BUCKET_NAME = f"{YOUR_NAME}tweetsdatatraining1"  # @param {type:"string"}
BUCKET_URI = f"gs://{BUCKET_NAME}"

In [None]:
! gsutil mb -l us-central1 gs://{BUCKET_NAME}

In [None]:
SERVICE_ACCOUNT = !gcloud config list --format='value(core.account)' 
SERVICE_ACCOUNT = SERVICE_ACCOUNT[0]
SERVICE_ACCOUNT

In [None]:
! gsutil iam ch serviceAccount:{SERVICE_ACCOUNT}:roles/storage.objectCreator $BUCKET_URI

In [52]:
#Initialize Vertex AI
#Initialize the Vertex AI SDK for Python for the  project.
from google.cloud import aiplatform

In [53]:

from datetime import datetime

TIMESTAMP = datetime.now().strftime("%Y%m%d%H%M%S")

In [54]:
display_name = f"{YOUR_NAME}-english-tweetsdata-{TIMESTAMP}"

In [None]:
#Create a Dataset resource and import the data
#Using the Python SDK, we create a dataset and import the dataset in one call to TextDataset.create(), 
#as shown in the following cell.
#Creating and importing data is a long-running operation. 
# Use a timestamp to ensure unique resources
src_uris = f"gs://data_{YOUR_NAME}/tweets-labels.csv"
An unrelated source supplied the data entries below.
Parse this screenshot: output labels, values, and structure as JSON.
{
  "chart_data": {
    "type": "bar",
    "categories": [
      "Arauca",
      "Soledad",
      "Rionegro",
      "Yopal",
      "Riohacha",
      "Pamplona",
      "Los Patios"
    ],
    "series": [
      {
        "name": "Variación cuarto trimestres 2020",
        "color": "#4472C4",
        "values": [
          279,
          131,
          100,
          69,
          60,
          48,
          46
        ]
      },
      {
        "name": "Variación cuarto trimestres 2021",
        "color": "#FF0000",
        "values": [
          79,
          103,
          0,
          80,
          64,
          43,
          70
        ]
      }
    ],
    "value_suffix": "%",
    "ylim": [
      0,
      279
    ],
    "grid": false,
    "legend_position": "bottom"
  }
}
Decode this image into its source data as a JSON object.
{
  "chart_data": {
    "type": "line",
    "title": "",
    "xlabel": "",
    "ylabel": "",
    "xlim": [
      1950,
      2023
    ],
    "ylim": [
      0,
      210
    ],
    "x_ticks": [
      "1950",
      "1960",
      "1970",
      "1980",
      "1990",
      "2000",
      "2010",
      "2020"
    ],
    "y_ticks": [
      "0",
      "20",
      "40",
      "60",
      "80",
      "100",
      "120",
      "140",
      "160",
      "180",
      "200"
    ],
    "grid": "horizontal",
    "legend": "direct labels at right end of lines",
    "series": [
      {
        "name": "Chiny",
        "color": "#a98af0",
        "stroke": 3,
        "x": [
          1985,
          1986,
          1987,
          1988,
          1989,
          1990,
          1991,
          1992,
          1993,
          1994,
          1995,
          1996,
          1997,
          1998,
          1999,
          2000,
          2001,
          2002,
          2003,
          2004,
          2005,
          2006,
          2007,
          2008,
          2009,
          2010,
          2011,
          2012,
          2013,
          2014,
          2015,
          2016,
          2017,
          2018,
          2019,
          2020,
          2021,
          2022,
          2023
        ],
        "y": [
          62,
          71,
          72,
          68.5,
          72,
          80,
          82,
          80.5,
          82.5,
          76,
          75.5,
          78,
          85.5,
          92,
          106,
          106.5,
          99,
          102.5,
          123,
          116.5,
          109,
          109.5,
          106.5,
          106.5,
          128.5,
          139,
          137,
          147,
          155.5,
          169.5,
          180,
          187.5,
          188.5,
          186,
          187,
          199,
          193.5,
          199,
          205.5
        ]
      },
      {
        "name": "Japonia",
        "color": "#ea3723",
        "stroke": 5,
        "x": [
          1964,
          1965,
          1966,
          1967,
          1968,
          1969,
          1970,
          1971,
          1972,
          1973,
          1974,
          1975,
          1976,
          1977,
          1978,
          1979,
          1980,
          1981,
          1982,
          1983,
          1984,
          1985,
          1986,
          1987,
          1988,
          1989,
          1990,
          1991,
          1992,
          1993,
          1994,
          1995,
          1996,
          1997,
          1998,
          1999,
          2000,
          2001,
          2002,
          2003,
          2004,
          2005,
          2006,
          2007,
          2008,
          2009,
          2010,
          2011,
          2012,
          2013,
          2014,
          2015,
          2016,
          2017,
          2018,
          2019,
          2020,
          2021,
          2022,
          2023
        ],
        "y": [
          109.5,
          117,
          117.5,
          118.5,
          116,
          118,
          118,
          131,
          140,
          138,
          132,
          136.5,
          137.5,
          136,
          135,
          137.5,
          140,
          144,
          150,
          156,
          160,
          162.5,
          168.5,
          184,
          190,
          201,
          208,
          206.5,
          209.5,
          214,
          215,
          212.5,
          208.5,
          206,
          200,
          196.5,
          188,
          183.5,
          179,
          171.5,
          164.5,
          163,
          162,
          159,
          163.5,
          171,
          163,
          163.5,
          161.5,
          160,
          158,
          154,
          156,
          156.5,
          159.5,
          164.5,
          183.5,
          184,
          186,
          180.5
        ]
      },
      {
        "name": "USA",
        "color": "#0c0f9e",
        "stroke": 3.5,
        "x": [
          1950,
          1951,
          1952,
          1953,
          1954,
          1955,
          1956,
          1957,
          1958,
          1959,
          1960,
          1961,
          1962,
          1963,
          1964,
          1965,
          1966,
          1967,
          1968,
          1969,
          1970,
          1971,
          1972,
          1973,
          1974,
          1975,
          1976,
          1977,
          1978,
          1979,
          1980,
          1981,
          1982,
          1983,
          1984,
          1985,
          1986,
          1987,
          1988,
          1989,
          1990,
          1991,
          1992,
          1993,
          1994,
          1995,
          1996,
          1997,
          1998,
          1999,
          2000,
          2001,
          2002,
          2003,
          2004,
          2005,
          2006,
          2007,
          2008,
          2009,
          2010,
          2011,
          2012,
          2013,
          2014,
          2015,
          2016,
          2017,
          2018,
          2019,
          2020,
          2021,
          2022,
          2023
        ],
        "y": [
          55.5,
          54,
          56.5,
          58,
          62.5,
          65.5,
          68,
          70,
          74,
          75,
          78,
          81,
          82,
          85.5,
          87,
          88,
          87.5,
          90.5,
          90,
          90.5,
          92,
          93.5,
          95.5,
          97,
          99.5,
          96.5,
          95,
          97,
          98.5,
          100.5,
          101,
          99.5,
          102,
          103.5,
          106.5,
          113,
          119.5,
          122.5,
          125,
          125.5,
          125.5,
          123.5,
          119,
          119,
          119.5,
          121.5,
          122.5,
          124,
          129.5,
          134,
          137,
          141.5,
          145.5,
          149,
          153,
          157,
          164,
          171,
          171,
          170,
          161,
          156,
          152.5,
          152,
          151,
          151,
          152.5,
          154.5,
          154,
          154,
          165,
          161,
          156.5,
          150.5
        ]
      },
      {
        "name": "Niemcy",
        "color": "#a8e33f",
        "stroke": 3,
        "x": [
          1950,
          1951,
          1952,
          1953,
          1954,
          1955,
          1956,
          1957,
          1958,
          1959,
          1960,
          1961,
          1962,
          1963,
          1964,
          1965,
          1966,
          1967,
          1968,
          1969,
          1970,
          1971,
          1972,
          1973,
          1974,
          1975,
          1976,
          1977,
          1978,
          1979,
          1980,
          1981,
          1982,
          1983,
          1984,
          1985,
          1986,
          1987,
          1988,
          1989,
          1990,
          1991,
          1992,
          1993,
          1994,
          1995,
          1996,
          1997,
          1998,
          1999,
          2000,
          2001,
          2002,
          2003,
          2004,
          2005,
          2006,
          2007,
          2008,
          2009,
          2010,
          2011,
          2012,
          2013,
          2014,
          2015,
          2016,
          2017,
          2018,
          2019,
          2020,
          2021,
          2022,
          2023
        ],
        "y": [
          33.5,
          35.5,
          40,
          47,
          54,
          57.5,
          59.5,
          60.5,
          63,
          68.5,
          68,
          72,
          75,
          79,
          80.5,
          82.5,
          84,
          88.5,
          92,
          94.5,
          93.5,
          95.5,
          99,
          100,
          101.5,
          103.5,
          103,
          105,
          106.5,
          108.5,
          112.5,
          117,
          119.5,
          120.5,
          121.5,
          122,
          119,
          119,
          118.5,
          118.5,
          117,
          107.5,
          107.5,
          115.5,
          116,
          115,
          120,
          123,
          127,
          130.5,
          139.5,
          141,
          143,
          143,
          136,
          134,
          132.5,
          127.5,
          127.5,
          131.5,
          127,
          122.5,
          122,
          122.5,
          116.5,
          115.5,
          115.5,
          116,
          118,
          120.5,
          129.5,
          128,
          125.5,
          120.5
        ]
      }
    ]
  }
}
text_dataset = aiplatform.TextDataset.create(
    display_name=display_name,
    gcs_source=src_uris,
    import_schema_uri=aiplatform.schema.dataset.ioformat.text.single_label_classification,
    sync=True,
)
text_dataset.wait()

In [None]:
#Train the text classification model
#Training the model is a two part process:

#Define the training job. You must provide a display name and the type of training you want when you define the training job.
#Run the training job. 
#When running the training job, you need to supply a reference to the dataset to use for training. 
#At this step, you can also configure the data split percentages.
#You do not need to specify data splits. 
#The training job has a default setting of training 80%/ testing 10%/ validate 10% if you don't provide these values.

#To train your model, you call AutoMLTextTrainingJob.run().
#The method returns a reference to the new Model object.
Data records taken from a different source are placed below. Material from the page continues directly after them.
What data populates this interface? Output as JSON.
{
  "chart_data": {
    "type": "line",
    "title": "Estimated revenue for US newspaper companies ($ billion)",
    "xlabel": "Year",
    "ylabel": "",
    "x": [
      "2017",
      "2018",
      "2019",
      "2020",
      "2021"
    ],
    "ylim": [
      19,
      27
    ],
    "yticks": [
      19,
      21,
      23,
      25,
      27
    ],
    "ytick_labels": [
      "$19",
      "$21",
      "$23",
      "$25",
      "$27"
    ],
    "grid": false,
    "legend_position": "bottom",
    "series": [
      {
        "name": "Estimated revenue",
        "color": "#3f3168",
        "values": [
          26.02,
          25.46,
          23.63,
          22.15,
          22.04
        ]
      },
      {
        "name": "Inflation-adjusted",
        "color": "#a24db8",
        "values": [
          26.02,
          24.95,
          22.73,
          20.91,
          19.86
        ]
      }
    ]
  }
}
#As with importing data into the dataset, training your model can take a substantial amount of time. 
#The client library prints out operation status messages while the training pipeline operation processes. 
#We must wait for the training process to complete before we can get the resource name and ID of the new model, 
#which is required for model evaluation and model deployment.


In [57]:
# Define the training job
training_job_display_name = f"{YOUR_NAME}-english-tweet-text-training-job-{TIMESTAMP}"
job = aiplatform.AutoMLTextTrainingJob(
    display_name=training_job_display_name,
    prediction_type="classification",
    multi_label=False,
)

In [None]:
text_dataset

In [59]:
text_dataset = aiplatform.TextDataset("5913324167272333312")

In [None]:
text_dataset

In [None]:
# Run the Training job
model_display_name = f"{YOUR_NAME}-tweet-text-classification-model-{TIMESTAMP}"
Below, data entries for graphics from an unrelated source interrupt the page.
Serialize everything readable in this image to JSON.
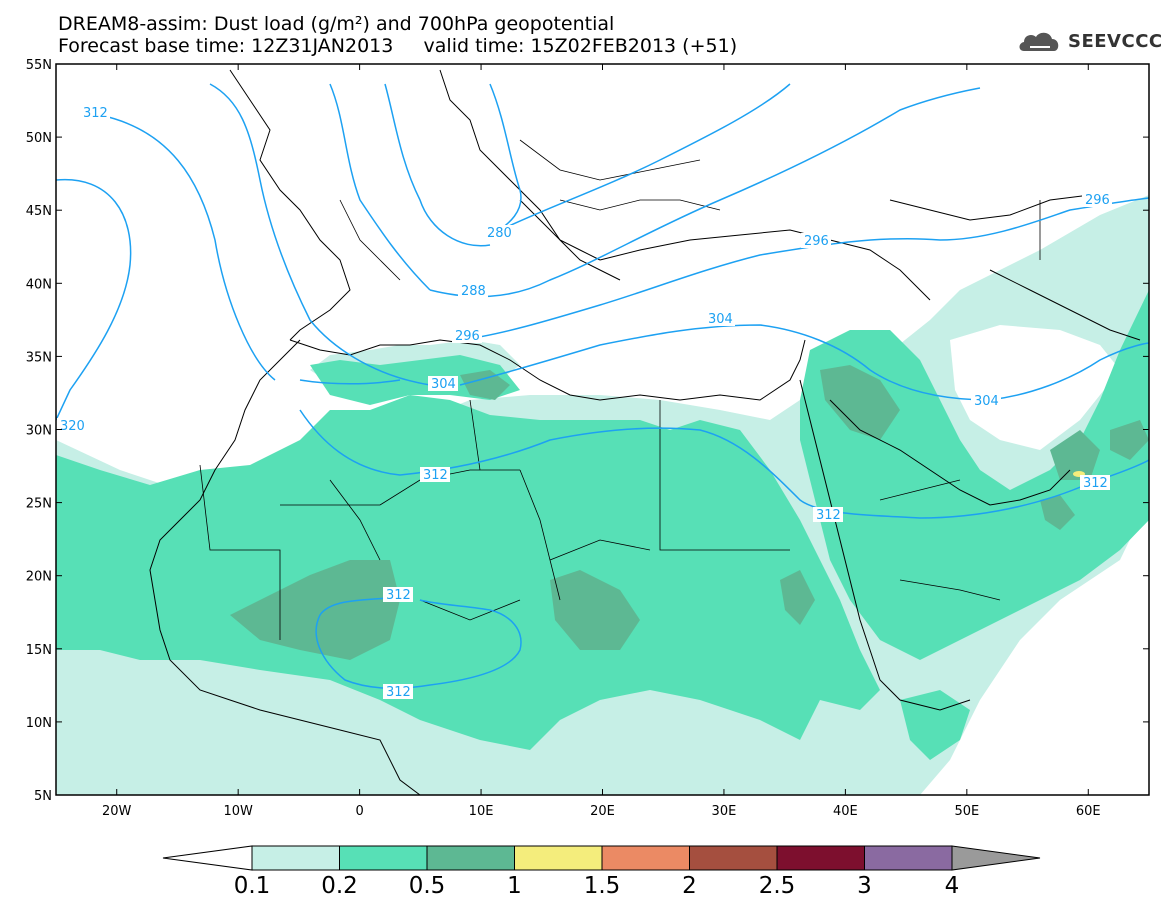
{
  "title": {
    "line1": "DREAM8-assim: Dust load (g/m²) and 700hPa geopotential",
    "line2": "Forecast base time: 12Z31JAN2013     valid time: 15Z02FEB2013 (+51)"
  },
  "logo": {
    "text": "SEEVCCC",
    "icon": "cloud-icon"
  },
  "axes": {
    "lat_ticks": [
      "55N",
      "50N",
      "45N",
      "40N",
      "35N",
      "30N",
      "25N",
      "20N",
      "15N",
      "10N",
      "5N"
    ],
    "lon_ticks": [
      "20W",
      "10W",
      "0",
      "10E",
      "20E",
      "30E",
      "40E",
      "50E",
      "60E"
    ],
    "lon_range": [
      -25,
      65
    ],
    "lat_range": [
      5,
      55
    ]
  },
  "contours": {
    "variable": "700hPa geopotential",
    "labels": [
      "312",
      "280",
      "288",
      "296",
      "304",
      "312",
      "320",
      "304",
      "312",
      "312",
      "312",
      "296",
      "304",
      "296",
      "312"
    ],
    "color": "#1da1f2"
  },
  "colorbar": {
    "labels": [
      "0.1",
      "0.2",
      "0.5",
      "1",
      "1.5",
      "2",
      "2.5",
      "3",
      "4"
    ],
    "colors": [
      "#ffffff",
      "#c6efe6",
      "#57e0b6",
      "#5db893",
      "#f4ed7c",
      "#eb8a64",
      "#a54f3f",
      "#7d0f2e",
      "#8a6aa1",
      "#9a9a9a"
    ]
  },
  "dust_levels": {
    "light": "#c6efe6",
    "medium": "#57e0b6",
    "heavy": "#5db893"
  }
}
#text_dataset = aiplatform.TextDataset("9181496036999299072")

model = job.run(
    dataset= text_dataset,
    model_display_name=model_display_name,
    training_fraction_split=0.7,
    validation_fraction_split=0.2,
    test_fraction_split=0.1,
    sync=True
)

In [None]:
model_display_name

In [63]:
model = aiplatform.Model.list(filter=f'display_name={model_display_name}')

In [None]:
model[0]

In [None]:
# Review model evaluation scores
# After the model training has finished, we can review the evaluation scores for it using the list_model_evaluations() method. 
# This method will return an iterator for each evaluation slice.

In [None]:
timestamp = datetime.now().strftime("%Y%m%d%H%M%S")
deployed_model_display_name = f"{MY_NAME}-deployed-tweets-text-classification-model-{timestamp}"
endpoint = model[0].deploy(
    deployed_model_display_name=deployed_model_display_name, sync=True
)

In [None]:
model_evaluations = model[0].list_model_evaluations()

for model_evaluation in model_evaluations:
    print(model_evaluation.to_dict())